The majority of LEGO Architecture sets are aimed at older LEGO fans, so they tend to be more difficult to assemble than your average LEGO set. You may find they have more pieces, troublesome smaller pieces, or more complex instructions than LEGO sets designed for younger children. As a rule, you can guess the difficulty of a LEGO Architecture set by checking the minimum age recommendation. Those recommended for ages 16 and up are generally more complex than those recommended for ages 12 and up, for instance.
How much do you need to spend on a LEGO Architecture set? Prices generally vary depending on the overall size and complexity of the set. Typically, sets cost anywhere from $30 to $350. That said, these prices only hold true when a set is still in production. Some LEGO Architecture sets become highly collectible once they've been discontinued and fetch over $1,000.
The most inexpensive LEGO Architecture sets generally have between 300 and 600 pieces and cost roughly $30 to $50.
In this range, LEGO Architecture sets have roughly 600 to 1,000 pieces and cost in the $50 to $100 range.
The most expensive LEGO Architecture sets feature somewhere in the region of 1,000 to 3,000 pieces (though occasionally more) and cost approximately $100 to $350.

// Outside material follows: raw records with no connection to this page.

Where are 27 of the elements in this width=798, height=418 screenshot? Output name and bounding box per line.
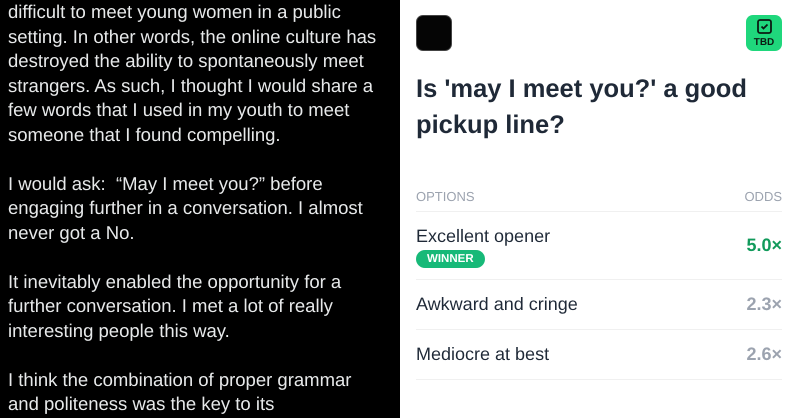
post-text-line: I think the combination of proper grammar bbox=[8, 368, 352, 392]
status-text: TBD bbox=[754, 38, 774, 48]
post-text-line: further conversation. I met a lot of really bbox=[8, 294, 334, 318]
option-label: Excellent opener bbox=[416, 224, 550, 248]
post-thumbnail bbox=[416, 15, 452, 51]
post-text-line: I would ask: “May I meet you?” before bbox=[8, 172, 324, 196]
post-text-line: interesting people this way. bbox=[8, 318, 231, 343]
post-text-line: difficult to meet young women in a public bbox=[8, 0, 342, 24]
checkbox-icon bbox=[756, 18, 772, 34]
post-text-line: few words that I used in my youth to meet bbox=[8, 98, 350, 122]
post-text-line: and politeness was the key to its bbox=[8, 392, 276, 416]
column-header: OPTIONS bbox=[416, 188, 475, 206]
option-label: Mediocre at best bbox=[416, 342, 550, 366]
column-header: ODDS bbox=[744, 188, 782, 206]
odds-value: 2.6× bbox=[746, 342, 782, 366]
post-text-line: destroyed the ability to spontaneously meet bbox=[8, 49, 365, 73]
post-text-line: never got a No. bbox=[8, 220, 136, 245]
odds-value: 5.0× bbox=[746, 234, 782, 256]
post-text-line: strangers. As such, I thought I would share a bbox=[8, 74, 374, 98]
post-text-line: engaging further in a conversation. I almost bbox=[8, 196, 364, 220]
post-text-line: It inevitably enabled the opportunity for a bbox=[8, 270, 342, 294]
question-title: Is 'may I meet you?' a good pickup line? bbox=[416, 74, 748, 141]
option-label: Awkward and cringe bbox=[416, 292, 578, 316]
winner-badge: WINNER bbox=[416, 250, 485, 268]
post-text-line: someone that I found compelling. bbox=[8, 122, 282, 147]
post-text-line: setting. In other words, the online culture has bbox=[8, 24, 378, 49]
odds-value: 2.3× bbox=[746, 292, 782, 316]
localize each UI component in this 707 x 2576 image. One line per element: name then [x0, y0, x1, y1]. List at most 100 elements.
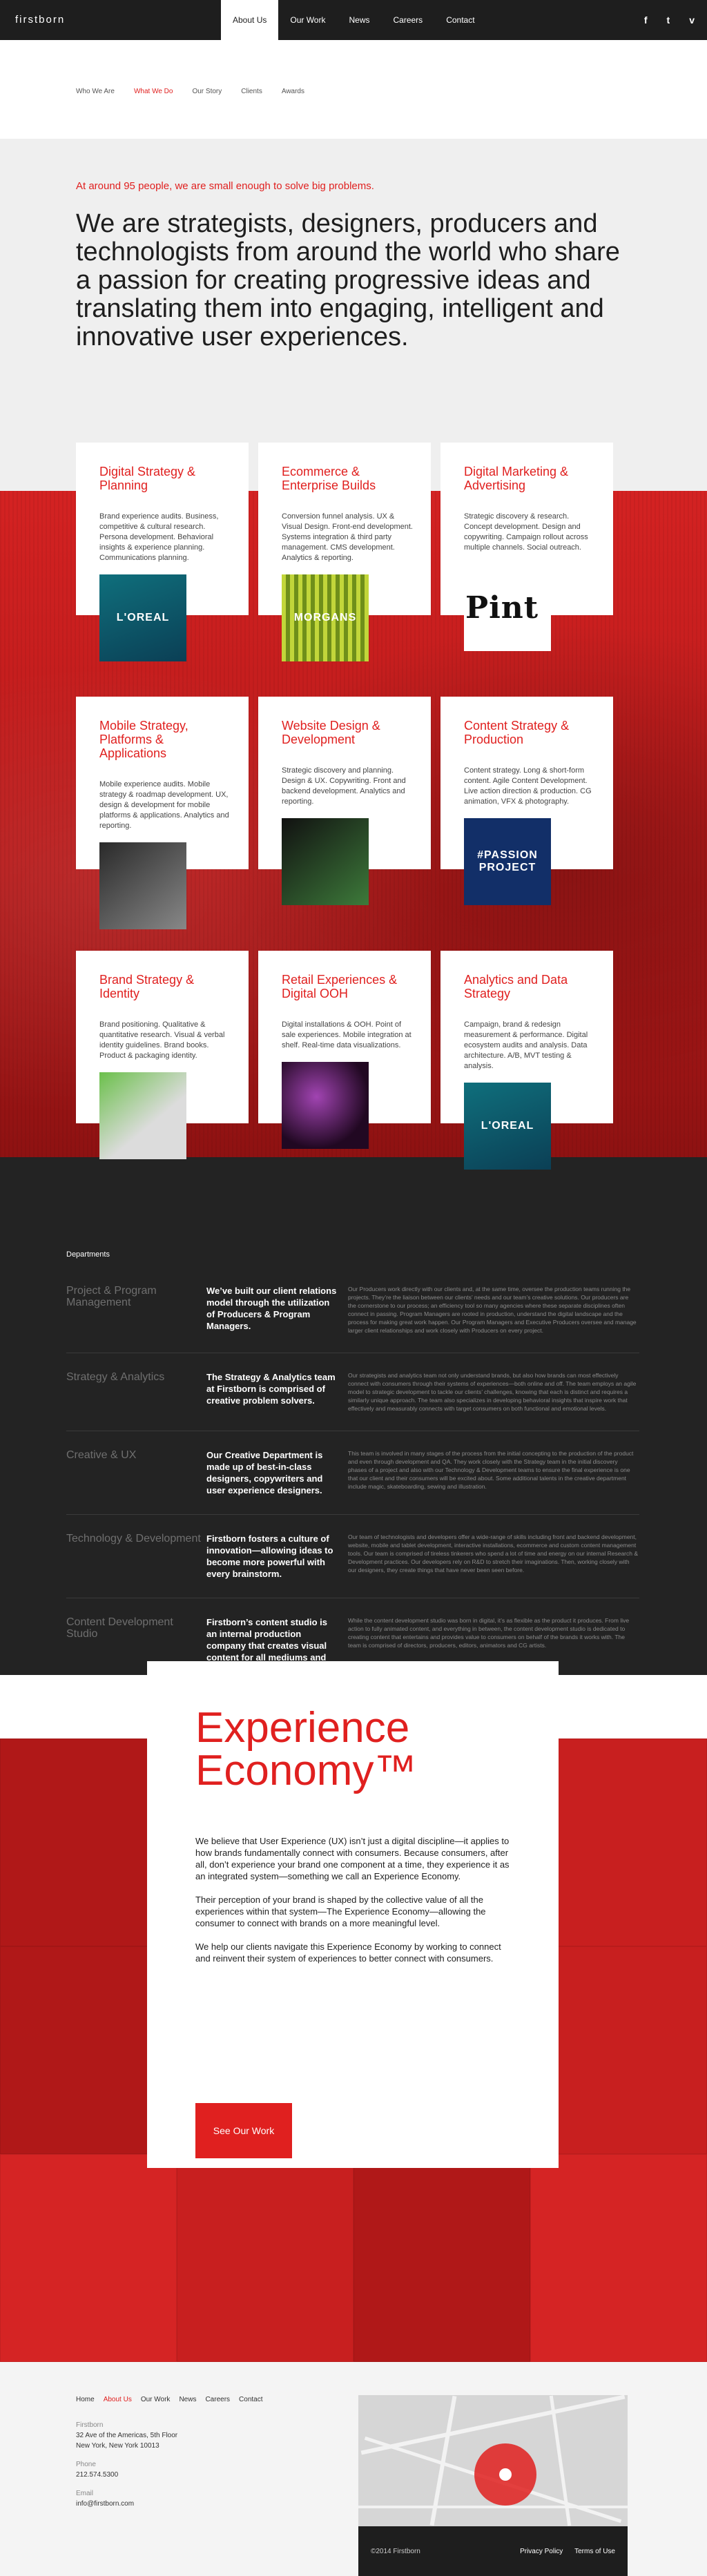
mosaic-tile [0, 2154, 177, 2362]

Decide whether you want to recreate famous buildings or create your own. Most options are to recreate existing landmarks, but LEGO Architecture studio sets contain a range of bricks and an architecture guide for making your own buildings.
Consider who you're buying for. It's simpler if you’re choosing a LEGO Architecture set for yourself, but if you're buying one as a gift, you must consider the age, interests, and skill level of the gift-receiver. There's no point buying a set featuring the Great Wall of China for someone who's only interested in modern architecture, for instance.
Think about whether you'll want to display your LEGO Architecture set when it's completed. If so, you can buy special LEGO display cases, or pick a shelf or surface where it's unlikely to get knocked or disturbed.
Double-check the LEGO Architecture set you're buying is genuine. There are fakes out there, and they can be convincing. Buying from a trusted retailer will help.